Ik gooide mijn beste Japans in de strijd en beloofde de man achter het loketje om nog vóór 17:00 weer buiten te staan. We deden een speedrun de trappen af, langs alle patrijspoorten. We zwaaiden naar de vissen en stonden om 16:56 weer op het vasteland. Missie geslaagd. (En eerlijk: die vissen konden mij gestolen worden. Het ging mij vooral om het epische gebouw.)

Ik had dit bijzondere gebouw een paar weken eerder bij Maan gezien, toen zij door Shikoku aan het rondreizen was. Meteen wist ik: hier moeten wij ook heen!
Dat gebouw gaat dus een eind door onder water, alwaar je door patrijspoorten allerlei vissen kunt bekijken

Tweedehands en zelfgemaakt

Omdat François zelden rijdt, en het ook best spannend vindt, hadden we tijdens het maken van onze planning al besloten dat we niet in het donker gingen rijden. Die avond overnachtten we in Shimanto, een plaatsje op ongeveer drie kwartier rijden van het observatorium. Ik had twee eenpersoonskamers geboekt in een crappy hotel – zo kon ook ík even bijtanken. Die avond aten we heerlijk traditioneel Japans in het restaurant van een duurder hotel, op loopafstand van het onze.

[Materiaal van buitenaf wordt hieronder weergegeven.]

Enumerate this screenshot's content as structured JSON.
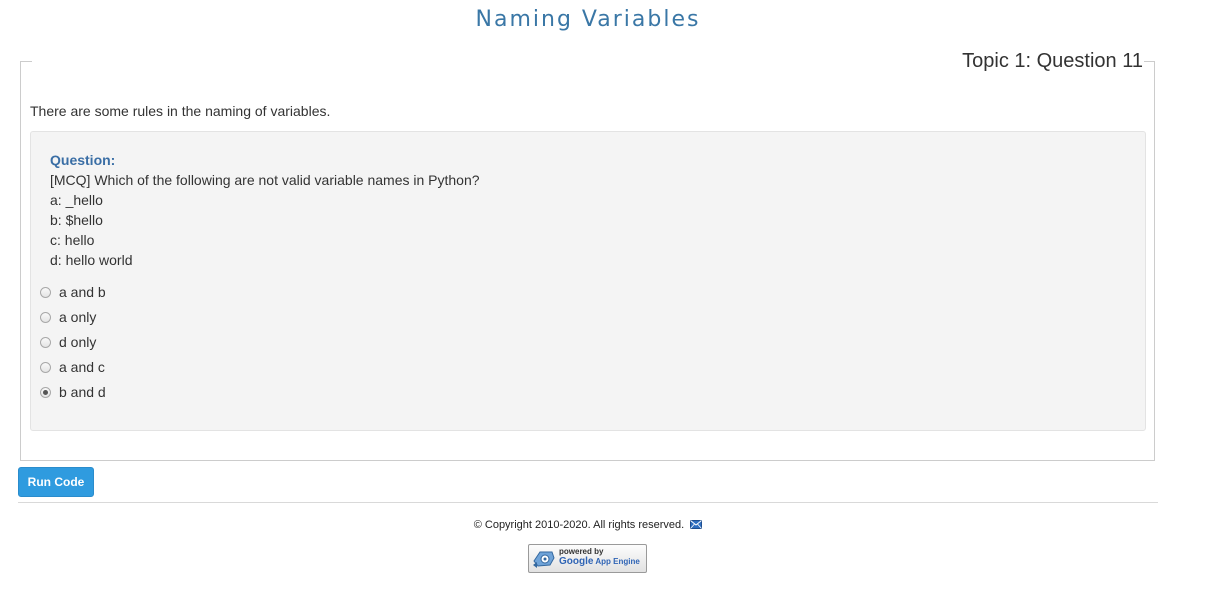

De volgende ochtend wilde ik even naar de kringloopwinkel die vrijwel tegenover ons hotel zat. Het bleek een fantastische winkel met een gigantische hoeveelheid kimono’s, waarvan ik er natuurlijk een aantal heb gekocht. (We waren toch met de auto, haha, dus ik hoefde ze niet de hele tijd mee te slepen.) Omdat we de huurauto pas om 18:00 hoefden in te leveren, en het maar zo’n twee uur rijden naar onze volgende bestemming Kōchi was, hadden we op deze dag alle tijd.

Kimono, anyone?

In Kōchi wilde ik graag één ding zien: de Sawada Mansions. Ik had ooit een YouTube-video gezien over dit bijzondere gebouw, dat illegaal is neergezet door een bijzonder eigenwijs koppel met een visie, dat dacht alles wel zelf te kunnen. Appartementen in het gebouw zijn spotgoedkoop, en er worden allerlei spullen verkocht en lessen gegeven. Op het dak is een kleine boerderij, en bij de ingang staan een aantal kastjes waar op basis van vertrouwen groente verkocht wordt: “Gooi het geld in dit bakje”, staat gekrabbeld op een briefje. Of het gebouw veilig is, is een andere vraag, dus helemaal naar boven gaan durfden we niet. Wel bezochten we de naastgelegen Starbucks, voor medaille 3: die van Kōchi. (Kōchi is zowel de naam van de prefectuur als van de stad, een beetje zoals Utrecht of Groningen.)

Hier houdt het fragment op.